RELIGIOUS faith in Britain is more marginal to society than ever before, faith leaders believe, says a report by the Institute for Public Policy Research (IPPR) published this week. The report, Faith in the Nation: Religion, identity and the public realm in Britain today, is a collection of essays by Christian, Jewish, Muslim, Hindu, and Sikh religious leaders.
In his foreword, Gordon Brown says that Britain has had a strong Christian tradition, but is now “resolutely multifaith”. The debate about the place of faith in British society is “a national conversation” from which people should not “shy away”.
But contributors to the report say that there are signs “of a growing consensus . . . that the position of faith within the national public culture has become more marginal”.
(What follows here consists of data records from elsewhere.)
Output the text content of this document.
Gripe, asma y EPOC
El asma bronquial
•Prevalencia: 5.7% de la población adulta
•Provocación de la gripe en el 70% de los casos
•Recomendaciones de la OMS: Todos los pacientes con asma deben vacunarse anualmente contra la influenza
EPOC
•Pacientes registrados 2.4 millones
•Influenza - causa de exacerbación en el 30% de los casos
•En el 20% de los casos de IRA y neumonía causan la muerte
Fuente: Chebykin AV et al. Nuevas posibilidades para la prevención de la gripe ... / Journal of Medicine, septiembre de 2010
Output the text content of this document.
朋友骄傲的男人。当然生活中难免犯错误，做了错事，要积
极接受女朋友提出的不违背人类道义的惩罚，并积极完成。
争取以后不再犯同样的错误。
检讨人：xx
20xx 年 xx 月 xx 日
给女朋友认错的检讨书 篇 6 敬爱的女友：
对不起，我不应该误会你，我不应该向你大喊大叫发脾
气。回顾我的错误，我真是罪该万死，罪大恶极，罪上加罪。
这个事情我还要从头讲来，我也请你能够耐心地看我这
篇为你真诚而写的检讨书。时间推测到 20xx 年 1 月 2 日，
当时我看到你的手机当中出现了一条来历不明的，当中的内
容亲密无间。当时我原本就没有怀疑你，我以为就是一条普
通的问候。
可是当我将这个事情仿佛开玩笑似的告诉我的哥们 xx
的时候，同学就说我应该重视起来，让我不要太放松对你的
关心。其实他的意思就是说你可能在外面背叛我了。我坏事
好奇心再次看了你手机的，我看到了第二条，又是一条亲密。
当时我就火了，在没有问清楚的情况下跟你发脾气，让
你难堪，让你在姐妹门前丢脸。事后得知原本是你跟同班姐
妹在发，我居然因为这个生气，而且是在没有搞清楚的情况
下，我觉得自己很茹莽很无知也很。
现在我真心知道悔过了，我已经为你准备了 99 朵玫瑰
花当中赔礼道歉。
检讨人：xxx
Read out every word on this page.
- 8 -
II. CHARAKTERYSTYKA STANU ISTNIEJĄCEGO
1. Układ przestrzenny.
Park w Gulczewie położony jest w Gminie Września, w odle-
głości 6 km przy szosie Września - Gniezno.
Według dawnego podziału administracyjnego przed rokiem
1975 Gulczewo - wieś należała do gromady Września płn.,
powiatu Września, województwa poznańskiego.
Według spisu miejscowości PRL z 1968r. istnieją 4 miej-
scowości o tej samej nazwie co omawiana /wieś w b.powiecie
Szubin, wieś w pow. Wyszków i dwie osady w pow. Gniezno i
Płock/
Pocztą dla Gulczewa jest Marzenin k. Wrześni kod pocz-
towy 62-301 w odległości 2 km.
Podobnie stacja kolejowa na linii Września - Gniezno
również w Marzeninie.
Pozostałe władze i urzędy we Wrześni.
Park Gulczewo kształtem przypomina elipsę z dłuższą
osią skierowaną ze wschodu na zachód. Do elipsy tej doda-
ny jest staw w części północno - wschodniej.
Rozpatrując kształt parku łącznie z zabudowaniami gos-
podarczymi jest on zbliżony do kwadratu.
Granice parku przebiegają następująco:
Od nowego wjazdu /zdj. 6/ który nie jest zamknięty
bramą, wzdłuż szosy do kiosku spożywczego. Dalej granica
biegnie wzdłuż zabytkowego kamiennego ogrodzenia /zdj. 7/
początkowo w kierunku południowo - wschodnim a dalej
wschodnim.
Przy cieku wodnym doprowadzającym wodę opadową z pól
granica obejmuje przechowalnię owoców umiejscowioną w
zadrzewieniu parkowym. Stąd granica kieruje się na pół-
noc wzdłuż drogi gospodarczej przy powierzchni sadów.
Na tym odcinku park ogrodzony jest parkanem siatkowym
In the name of multiculturalism, politicians had responded to new religions and cultures that came to Britain as though each had a fixed identity. They saw them as “static silos rather than dynamic communities possessing complex and changeable identities”, Professor Michael Kenny says in the report’s conclusion.
The Chief Rabbi, Dr Jonathan Sacks, writes that multiculturalism has led to segregation. “It deconstructs everything that goes into the making of a national identity: a shared culture, a canon of texts everyone is expected to know, a collective history and memory, a code of conduct and civility, and a sense of loyalty to the nation and its institutions. No society can survive long without these things.”
The result is that minorities do not feel at home, and Britain is less tolerant than it had been 50 years ago.
Cardinal Cormac Murphy-O’Connor, RC Archbishop of Westminster, writes that British Roman Catholics needed to get involved in the debate and, by example and by reasoned argument, help to stengthen the good in British society and correct what they believed was wrong.
“The need for an open, tolerant and vibrant public square is more essential than ever as the competing rights of the individual, backed by the Human Rights Act, increasingly come into conflict with the rights of religious groups to act according to their conscience and beliefs.”
The Archbishop of York, Dr Sentamu, writes that the Church is “a tent pitched in the middle of the public square” to which all are invited. “At a time when creeping social Darwinism is on the rise, where life is measured in terms of its ‘quality’ or ‘usefulness’, the Church remains the last bastion of defence for those who would find themselves close to jettison by society.”